Walking up the dirt road in back of the house on December day, I saw these feathers. Obviously a Steller's jay had met a recent and violent end. But whodunnit? A Cooper's hawk?
Just thinking about that leads to another thought: Who was Steller and how does he "own" these jays? And who was Cooper likewise?
He was Georg Wilhelm Stöller, russianized to "Steller," who lived a short (1709–1746) but productive life as a natural scientist including participation in "the Second Kamchatka Expedition [1741]of Captain Vitus Bering, the legendary Russian explorer whose name wound up on the Bering Sea, Bering Strait, and Bering land bridge."
He gathered lots of specimens but was also shipwrecked with others of the crew on what was named Bering Island, for Capt. Bering would die there. In Steller's memory, four birds and the Steller's sea lion, plus the doomed Steller's sea cow, were given his name, because he was the first to publish scientific descriptions.
Cooper's hawk? Named by the French ornithologist Charles Lucien Jules Laurent Bonaparte (Napoleon's nephew) for his friend Wlliam Cooper, another early 19th-century naturalist.
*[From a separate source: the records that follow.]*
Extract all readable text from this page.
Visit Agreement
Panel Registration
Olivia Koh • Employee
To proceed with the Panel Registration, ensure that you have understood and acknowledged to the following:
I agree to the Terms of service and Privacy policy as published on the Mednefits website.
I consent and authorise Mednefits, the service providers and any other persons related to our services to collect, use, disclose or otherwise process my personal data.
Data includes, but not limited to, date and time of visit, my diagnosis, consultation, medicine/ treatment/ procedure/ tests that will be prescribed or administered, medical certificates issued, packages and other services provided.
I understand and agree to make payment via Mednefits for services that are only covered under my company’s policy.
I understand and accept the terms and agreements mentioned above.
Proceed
These names might be going away though. In 2023 the American Ornithological Society announced that all English bird names named after people within the geographic jurisdiction it manages will be changed, with the initial effort set to tackle 70 to 80 bird species present in the United States and Canada, starting in 2024.
These names are, allegedly, "racist and misogynist." So this is all bad stuff from the past that we are getting rid of. It's "racist" when an 18th-century German naturalist works for the Russian government in the Bering Sea? Maybe we should get rid of "Bering" too! There is a certain amount of guilt-by-association here.
In Colorado, we have purified the past, even when it meant favoring one Indian tribe over another. In November 2022 the Colorado Geographic Naming Advisory Board recommended changing the name of Mount Evans, the state's highest peak, to Mount Blue Sky, "a name supported by the Southern Cheyenne and Arapaho tribes of Oklahoma."
There was history here: John Evans served as territorial governor from 1862–1865. That was a period of renewed conflict between settlers and some Natives. In late 1864 a force of Colorado volunteer cavalry attacked a peaceful Arapaho camp on Sand Creek in eastern Colorado and massacred many people, driving some of the survivors to align with the Cheyenne, who were more hostile. Evans did not "authorize" the attack -- he was not there -- but he did authorize formation of the volunteer unit that committed it, so in that sense he was "linked" to the Sand Creek Massacre.
But when the proposal went up to the US Board of Geographic Names, other Cheyennes objected:
The Northern Cheyenne tribe lost, because the board wanted to settle the issue. It's Mount Blue Sky, signed and delivered.
But let me speculate: Will a generation of young social-media users now think that the mountain was named for Bluesky, a social media platform that is trying to compete with X (formerly Twitter)? Will they look around to see if there is a Mount TikTok or Facebook Peak somewhere too?
As for the birds, in a year or two, will I be saying that a "stripey forest hawk" maybe killed a "Western crested jay"? Or maybe the Cooper's hawk should be the "mall hawk." On a 2020 visit I saw more of them around a California strip mall parking lot than I ever see at one time here at home in the woods.
(In pre-Communist Russia, "Gospodin" was the term of respect equivalent to Monsieur or Herr.)